Dans un communiqué diffusé dans l’après-midi, la Mission de l’ONU en RDC (Monusco), condamnant une “attaque ignoble”, a quant à elle évoqué “plus de 45 morts et une dizaine de blessés”. Richard Dheda, responsable de la “chefferie” (entité administrative) de Bahema Badjere, où se trouve le camp attaqué, avait auparavant parlé de 41 morts et désigné lui aussi des miliciens Codéco comme les auteurs de ce massacre.
“Les miliciens ont attaqué dans la nuit, entre 01H00 et 02H00, pendant que les gens dormaient”, a précisé le responsable de la chefferie. “Ils ont commencé à tirer des coups de feu, beaucoup de gens sont morts brûlés dans leurs maisons, d’autres ont été tués à la machette”, a précisé de son côté Désiré Malodra.
La Codéco (“Coopérative pour le développement du Congo”) est une milice de plusieurs milliers d’hommes affirmant protéger la tribu Lendu face à une tribu rivale, les Hema, défendus par une autre milice, les “Zaïre”. Une attaque des Codéco contre une position de l’armée avait fait samedi en Ituri sept morts parmi les civils. Début 2022, la même milice avait été accusée d’avoir massacré plus de 60 civils dans un autre camp de déplacés, Plaine Savo, dans le territoire de Djugu, en proie à un cycle infernal de violences et de représailles.
Base de l’ONU
Le site de Lala est situé à 3 km d’une position de l’armée, 5 km de Bule-centre et à une dizaine de km d’une base de Casques bleus de l’ONU. En visite récemment en RDC, Jean-Pierre Lacroix, secrétaire général adjoint des Nations unies chargé des opérations de paix, s’était lui-même rendu dans un camp de déplacés en Ituri.

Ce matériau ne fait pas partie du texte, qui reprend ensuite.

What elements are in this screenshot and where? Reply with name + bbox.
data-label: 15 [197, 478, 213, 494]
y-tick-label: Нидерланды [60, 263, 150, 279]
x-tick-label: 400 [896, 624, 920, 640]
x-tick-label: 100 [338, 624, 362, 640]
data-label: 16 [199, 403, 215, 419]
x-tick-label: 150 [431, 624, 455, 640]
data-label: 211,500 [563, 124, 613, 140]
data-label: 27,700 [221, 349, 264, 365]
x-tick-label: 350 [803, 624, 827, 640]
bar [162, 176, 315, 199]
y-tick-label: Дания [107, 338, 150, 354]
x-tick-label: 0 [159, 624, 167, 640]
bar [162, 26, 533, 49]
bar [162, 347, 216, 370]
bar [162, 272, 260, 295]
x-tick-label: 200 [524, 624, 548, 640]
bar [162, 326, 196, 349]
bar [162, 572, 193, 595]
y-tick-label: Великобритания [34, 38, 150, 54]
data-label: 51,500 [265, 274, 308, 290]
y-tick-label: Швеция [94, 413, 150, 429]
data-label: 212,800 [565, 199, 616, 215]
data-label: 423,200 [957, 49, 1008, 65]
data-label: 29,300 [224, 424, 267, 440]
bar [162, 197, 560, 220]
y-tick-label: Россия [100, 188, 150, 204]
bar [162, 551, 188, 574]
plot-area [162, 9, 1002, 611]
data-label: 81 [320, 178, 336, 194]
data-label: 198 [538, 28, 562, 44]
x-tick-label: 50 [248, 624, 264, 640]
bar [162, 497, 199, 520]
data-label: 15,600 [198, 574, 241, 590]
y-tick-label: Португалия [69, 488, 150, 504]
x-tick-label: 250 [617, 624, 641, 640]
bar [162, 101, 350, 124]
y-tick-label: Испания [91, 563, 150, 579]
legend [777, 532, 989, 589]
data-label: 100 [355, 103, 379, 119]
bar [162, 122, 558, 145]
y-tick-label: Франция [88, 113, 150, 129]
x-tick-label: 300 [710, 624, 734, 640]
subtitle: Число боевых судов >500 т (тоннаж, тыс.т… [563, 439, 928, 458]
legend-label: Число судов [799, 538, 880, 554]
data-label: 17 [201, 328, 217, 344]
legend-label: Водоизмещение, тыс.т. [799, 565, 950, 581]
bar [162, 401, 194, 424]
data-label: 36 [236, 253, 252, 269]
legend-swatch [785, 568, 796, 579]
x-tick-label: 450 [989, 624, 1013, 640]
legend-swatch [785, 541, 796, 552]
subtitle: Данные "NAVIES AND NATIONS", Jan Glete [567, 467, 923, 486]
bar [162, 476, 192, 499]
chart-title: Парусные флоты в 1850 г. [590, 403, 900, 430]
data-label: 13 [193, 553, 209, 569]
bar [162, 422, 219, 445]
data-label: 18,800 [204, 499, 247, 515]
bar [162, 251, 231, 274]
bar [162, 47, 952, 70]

A son retour à Kinshasa, il avait souligné mercredi dernier devant la presse que la force de l’ONU présente dans le pays depuis plus de 20 ans avait vocation à partir, mais que ce départ devait se faire de manière “graduelle et responsable”. Il y a des centaines de milliers de déplacés “protégés quasi exclusivement” par des Casques bleus, avait-il relevé, estimant qu’un “vide sécuritaire” leur serait “fatal”. “La Monusco réaffirme son engagement (…) pour renforcer les patrouilles conjointes afin de protéger les populations civiles et les sites de déplacés”, a-t-il assuré lundi.
Après une décennie d’accalmie, le conflit meurtrier en Ituri entre Hema et Lendu a repris depuis fin 2017, provoquant la mort de milliers de civils et la fuite de plus d’un million et demi de personnes. Le précédent conflit entre milices communautaires avait fait des milliers de morts entre 1999 et 2003, jusqu’à l’intervention d’une force européenne, l’opération Artémis, sous commandement français.
Par ailleurs, des sources locales ont signalé lundi une nouvelle attaque de village attribuée aux ADF, rebelles affiliés au groupe État islamique, qui aurait fait au moins huit morts dimanche soir dans la province voisine du Nord-Kivu, à Kasindi, dans le territoire de Beni.
Jeudi dernier, une précédente attaque de village par les ADF avait fait 12 morts, hommes, femmes et enfants, selon la société civile. Selon l’ONU, plus de 50 civils auraient été tués rien que durant le mois de mai dans le territoire de Beni.
Les provinces de l’est de la RDC sont en proie depuis près de 30 ans aux violences de multiples groupes armés, locaux et étrangers, hérités pour beaucoup de guerres régionales dans les années 1990-2000.